I think one of the nicest features of the Mk 17 is the knurling on the prop drive washer, the corresponding spline molded into the prop, and the way spinner, prop, prop-driver and crankcase journal all neatly match and flow into one streamlined shape. The splines exactly match the knurling. This engine will flick over without sliping with the spinner nut only finger tight. And that knurling job! Normal practice is to plunge knurl by mashing a knurling wheel into the face of the driver disk. A moment's though will tell you that you are applying a speed gradient across the knurl wheel, effectively asking the knurl face on the outside to turn faster than the side on the inside of the driver. Guess what? It can't. So unless special tooling is used (like on Elf engines), the knurl has to slip a gear or two and the pattern produced gets trashed, to some varying degree. You can angle the knurl face to minimise this, but that shows, as does skipping. The Mk 17 knurl (pardon while I rave a bit more) is sodding-well perfect. The inside depth is the same as the outside. It's like it was cut as a little bevel gear, except with no bevel! I'll stop now and just say it's locked to the splindly crank shaft with a tapered collet.

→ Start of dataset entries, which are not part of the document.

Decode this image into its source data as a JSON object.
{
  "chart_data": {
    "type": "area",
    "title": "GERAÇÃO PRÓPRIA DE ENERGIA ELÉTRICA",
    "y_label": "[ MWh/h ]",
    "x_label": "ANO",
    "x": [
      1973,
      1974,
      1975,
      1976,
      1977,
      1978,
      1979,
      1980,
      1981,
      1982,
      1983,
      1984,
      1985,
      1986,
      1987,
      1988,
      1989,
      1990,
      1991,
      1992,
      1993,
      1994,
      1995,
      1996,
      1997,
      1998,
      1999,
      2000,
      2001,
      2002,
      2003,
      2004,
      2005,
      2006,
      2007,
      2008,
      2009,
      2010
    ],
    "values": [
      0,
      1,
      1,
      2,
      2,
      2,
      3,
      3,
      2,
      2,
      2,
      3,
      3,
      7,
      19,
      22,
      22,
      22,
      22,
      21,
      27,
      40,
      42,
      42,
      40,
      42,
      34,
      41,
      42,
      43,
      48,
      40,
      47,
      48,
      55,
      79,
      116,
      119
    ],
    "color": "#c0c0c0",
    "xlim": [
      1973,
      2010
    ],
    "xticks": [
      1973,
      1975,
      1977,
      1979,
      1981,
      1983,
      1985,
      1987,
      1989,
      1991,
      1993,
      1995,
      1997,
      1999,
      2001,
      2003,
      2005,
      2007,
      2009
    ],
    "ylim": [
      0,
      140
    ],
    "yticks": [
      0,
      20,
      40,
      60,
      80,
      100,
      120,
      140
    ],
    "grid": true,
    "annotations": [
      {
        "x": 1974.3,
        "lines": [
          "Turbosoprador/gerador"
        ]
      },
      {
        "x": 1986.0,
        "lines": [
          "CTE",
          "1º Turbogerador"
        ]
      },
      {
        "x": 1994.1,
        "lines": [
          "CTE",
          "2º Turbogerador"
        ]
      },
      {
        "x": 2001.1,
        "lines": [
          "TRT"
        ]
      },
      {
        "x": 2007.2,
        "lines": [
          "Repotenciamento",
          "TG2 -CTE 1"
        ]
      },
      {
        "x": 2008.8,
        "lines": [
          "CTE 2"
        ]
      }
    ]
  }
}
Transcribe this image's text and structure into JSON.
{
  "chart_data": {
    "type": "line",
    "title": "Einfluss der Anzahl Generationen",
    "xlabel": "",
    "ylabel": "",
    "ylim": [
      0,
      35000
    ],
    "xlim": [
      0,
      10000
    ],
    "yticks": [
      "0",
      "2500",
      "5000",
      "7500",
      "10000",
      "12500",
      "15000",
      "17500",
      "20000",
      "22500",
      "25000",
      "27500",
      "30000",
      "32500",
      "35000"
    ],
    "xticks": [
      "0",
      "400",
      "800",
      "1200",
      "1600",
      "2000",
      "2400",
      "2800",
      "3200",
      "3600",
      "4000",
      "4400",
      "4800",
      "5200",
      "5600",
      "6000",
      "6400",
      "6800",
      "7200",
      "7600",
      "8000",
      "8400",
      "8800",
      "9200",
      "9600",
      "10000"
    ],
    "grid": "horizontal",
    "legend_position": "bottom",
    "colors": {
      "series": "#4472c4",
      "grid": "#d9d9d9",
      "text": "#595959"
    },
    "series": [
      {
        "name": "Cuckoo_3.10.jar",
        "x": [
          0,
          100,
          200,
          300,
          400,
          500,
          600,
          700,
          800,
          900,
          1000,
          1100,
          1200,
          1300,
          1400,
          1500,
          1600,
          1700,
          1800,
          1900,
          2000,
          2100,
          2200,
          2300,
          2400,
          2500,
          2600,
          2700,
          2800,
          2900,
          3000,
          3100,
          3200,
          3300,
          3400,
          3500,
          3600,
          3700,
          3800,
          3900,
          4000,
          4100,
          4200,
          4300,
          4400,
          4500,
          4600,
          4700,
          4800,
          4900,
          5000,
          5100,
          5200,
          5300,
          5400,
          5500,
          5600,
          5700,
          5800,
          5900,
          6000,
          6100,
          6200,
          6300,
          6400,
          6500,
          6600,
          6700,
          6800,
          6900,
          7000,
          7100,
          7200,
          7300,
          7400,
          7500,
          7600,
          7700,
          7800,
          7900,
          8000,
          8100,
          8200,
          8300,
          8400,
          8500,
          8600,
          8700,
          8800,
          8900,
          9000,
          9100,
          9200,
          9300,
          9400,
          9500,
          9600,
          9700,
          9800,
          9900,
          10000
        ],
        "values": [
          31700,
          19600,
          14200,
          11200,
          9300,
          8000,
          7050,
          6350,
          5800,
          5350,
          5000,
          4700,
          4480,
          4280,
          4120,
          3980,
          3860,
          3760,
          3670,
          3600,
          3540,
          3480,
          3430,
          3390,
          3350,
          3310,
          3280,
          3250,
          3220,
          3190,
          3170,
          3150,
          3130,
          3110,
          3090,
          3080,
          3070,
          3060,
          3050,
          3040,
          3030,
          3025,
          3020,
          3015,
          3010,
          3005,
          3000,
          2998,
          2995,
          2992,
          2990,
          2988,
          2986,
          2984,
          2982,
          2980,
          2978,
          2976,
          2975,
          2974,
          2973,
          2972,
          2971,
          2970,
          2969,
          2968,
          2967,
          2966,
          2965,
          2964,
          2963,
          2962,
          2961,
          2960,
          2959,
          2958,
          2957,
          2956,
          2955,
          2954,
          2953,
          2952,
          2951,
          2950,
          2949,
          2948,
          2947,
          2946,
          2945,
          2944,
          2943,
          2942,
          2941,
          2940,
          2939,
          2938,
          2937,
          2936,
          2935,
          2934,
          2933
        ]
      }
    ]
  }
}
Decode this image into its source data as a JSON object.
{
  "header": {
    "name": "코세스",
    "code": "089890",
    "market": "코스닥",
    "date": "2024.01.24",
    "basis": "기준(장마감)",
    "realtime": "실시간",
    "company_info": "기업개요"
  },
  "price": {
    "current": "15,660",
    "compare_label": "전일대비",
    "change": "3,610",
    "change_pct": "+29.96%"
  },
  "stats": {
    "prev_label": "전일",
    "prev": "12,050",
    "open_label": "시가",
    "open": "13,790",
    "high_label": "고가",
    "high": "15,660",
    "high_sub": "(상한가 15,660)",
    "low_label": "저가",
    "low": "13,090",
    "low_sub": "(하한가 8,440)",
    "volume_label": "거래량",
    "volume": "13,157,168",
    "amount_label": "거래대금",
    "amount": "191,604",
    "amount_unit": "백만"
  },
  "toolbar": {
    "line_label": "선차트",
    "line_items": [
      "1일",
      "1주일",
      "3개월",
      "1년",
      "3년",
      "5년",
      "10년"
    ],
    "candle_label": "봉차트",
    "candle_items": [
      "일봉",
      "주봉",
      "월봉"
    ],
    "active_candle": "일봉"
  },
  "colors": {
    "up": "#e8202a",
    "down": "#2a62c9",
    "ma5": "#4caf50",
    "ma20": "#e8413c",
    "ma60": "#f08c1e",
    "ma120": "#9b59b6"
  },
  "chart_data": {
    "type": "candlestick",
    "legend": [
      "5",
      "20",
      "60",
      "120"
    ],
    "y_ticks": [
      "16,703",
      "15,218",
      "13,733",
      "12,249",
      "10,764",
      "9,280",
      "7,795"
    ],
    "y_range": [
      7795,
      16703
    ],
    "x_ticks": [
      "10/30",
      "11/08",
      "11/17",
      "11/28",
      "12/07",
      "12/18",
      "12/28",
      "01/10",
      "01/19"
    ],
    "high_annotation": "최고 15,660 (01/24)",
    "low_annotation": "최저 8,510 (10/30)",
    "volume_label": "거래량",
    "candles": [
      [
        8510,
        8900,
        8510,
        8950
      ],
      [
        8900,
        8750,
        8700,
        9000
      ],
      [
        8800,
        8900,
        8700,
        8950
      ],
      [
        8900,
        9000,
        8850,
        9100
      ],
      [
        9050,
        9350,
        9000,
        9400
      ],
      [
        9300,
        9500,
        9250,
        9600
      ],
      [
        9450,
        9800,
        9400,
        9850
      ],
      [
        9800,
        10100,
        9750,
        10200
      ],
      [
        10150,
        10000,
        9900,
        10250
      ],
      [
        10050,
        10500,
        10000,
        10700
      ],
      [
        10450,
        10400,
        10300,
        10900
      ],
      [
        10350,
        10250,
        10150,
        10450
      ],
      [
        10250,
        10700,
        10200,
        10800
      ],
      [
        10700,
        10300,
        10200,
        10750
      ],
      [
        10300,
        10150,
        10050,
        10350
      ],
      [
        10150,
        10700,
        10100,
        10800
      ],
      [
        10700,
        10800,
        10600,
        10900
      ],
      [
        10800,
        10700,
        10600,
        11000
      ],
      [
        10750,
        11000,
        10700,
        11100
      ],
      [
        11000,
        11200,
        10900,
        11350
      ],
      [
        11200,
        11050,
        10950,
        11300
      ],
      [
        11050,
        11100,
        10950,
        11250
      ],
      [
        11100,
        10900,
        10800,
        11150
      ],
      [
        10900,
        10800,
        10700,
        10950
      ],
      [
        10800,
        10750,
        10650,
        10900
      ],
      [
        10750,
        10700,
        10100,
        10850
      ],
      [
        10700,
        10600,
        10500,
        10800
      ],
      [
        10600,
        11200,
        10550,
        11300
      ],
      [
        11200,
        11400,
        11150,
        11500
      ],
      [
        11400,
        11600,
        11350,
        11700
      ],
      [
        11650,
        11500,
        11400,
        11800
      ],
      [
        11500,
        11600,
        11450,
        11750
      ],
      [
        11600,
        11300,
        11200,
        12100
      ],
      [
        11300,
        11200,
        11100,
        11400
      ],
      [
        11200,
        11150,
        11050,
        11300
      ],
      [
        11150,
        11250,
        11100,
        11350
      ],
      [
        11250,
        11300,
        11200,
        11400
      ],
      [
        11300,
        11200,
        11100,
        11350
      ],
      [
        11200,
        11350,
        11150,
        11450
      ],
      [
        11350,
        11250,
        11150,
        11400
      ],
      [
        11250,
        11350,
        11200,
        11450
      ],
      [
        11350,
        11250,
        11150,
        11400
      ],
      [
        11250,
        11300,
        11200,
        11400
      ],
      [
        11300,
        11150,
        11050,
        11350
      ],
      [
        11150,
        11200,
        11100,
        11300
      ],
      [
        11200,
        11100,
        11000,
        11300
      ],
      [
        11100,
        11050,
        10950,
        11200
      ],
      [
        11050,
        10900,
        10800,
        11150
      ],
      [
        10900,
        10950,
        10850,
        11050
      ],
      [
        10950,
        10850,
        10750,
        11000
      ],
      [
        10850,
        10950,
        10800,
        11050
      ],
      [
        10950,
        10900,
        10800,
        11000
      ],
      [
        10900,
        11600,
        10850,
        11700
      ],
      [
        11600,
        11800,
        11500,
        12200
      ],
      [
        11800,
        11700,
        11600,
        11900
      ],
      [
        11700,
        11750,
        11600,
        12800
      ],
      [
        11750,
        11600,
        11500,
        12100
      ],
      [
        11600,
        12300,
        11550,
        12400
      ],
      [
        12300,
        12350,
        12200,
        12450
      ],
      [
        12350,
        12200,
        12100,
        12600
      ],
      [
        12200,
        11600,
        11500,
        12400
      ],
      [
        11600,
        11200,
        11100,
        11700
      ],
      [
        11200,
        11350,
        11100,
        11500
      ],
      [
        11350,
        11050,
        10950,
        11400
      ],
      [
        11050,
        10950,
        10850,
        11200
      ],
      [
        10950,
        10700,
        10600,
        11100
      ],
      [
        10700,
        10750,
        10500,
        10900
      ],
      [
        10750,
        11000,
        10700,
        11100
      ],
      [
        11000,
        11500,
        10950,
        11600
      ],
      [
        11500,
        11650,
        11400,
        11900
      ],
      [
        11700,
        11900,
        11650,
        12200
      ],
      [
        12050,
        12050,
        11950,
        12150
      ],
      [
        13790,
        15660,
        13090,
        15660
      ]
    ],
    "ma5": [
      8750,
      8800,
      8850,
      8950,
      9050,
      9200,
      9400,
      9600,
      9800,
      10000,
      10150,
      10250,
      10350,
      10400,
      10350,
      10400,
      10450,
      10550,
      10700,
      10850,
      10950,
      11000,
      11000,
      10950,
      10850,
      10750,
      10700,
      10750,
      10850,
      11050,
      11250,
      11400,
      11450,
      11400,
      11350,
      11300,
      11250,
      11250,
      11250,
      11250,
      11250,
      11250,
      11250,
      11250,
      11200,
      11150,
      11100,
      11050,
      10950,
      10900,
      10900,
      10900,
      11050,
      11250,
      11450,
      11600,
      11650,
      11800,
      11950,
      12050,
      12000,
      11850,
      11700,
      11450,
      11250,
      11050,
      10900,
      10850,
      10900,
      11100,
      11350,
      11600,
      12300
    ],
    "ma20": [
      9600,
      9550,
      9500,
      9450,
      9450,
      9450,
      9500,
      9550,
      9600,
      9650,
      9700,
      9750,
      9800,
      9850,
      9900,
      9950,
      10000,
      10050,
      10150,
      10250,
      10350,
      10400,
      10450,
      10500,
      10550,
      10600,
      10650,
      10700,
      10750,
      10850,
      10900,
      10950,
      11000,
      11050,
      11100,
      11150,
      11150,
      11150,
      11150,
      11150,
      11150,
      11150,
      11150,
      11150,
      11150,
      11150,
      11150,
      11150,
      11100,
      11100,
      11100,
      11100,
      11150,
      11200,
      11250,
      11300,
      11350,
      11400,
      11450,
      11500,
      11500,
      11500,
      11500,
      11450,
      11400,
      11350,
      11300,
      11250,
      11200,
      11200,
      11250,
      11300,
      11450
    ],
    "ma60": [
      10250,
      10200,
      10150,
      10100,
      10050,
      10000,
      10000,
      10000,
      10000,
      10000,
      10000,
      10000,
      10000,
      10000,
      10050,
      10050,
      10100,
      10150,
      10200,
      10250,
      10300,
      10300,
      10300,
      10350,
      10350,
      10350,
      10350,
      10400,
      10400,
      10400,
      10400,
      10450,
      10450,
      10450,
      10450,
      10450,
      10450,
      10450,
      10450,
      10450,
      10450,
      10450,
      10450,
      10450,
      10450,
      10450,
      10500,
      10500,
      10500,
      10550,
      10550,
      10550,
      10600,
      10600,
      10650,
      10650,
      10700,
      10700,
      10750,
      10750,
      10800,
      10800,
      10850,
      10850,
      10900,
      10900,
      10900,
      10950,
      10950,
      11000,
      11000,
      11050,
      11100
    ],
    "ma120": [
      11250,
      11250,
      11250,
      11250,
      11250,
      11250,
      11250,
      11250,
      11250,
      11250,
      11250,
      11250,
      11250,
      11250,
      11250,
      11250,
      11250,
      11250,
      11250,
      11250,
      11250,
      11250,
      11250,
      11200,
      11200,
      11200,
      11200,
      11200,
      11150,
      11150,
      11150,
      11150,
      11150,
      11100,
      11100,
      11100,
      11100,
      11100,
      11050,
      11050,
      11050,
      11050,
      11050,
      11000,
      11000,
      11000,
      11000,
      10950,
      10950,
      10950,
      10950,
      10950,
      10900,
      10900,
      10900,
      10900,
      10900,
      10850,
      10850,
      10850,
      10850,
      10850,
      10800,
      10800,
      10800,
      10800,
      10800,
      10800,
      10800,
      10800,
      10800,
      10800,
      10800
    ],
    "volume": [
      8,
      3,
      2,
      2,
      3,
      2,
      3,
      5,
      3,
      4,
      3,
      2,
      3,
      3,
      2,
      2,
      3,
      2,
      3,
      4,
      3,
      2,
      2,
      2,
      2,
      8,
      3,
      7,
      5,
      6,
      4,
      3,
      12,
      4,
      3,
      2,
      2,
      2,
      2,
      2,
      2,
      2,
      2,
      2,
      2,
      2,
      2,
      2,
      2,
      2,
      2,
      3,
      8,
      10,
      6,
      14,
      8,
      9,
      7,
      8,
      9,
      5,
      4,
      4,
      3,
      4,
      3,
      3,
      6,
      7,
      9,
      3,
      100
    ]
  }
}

Having now raved on enough about the astounding quality of the knurl, and other neat features, gettaloadathis: you are looking at swarf. Oodels of swarf. I just tapped the stripped-down case over a piece of paper and out it poured. Admitadly, it was trapped in the blind, tapped holes of the cylinder hold-down screws and backplate threads, but it's obvious that there was no attempt made to clean out the case after final machining operations. Talk about contradictions. I didn't pop the crankshaft while taking the photos because I don't like needlessly disturbing ball-races, but I think that if I ever decide to run this motor, it's going to get an unlrasonic clean first. All that said, I still like it a lot.


[1] Herbert R: Engines Old and New, Aeromodeller, Volume 59, issue 698, March 1994, Nexus Special Interest Publications Ltd, p24.
[2] Chinn P: Latest Engine News, Aeromodeller, Volume XXXVII, No 454, February 1976, Model & Allied Publications Ltd, p63.
[3] Chinn P: Latest Engine News, Aeromodeller, Volume XLI, No 481, November 1973, Model & Allied Publications Ltd, p104.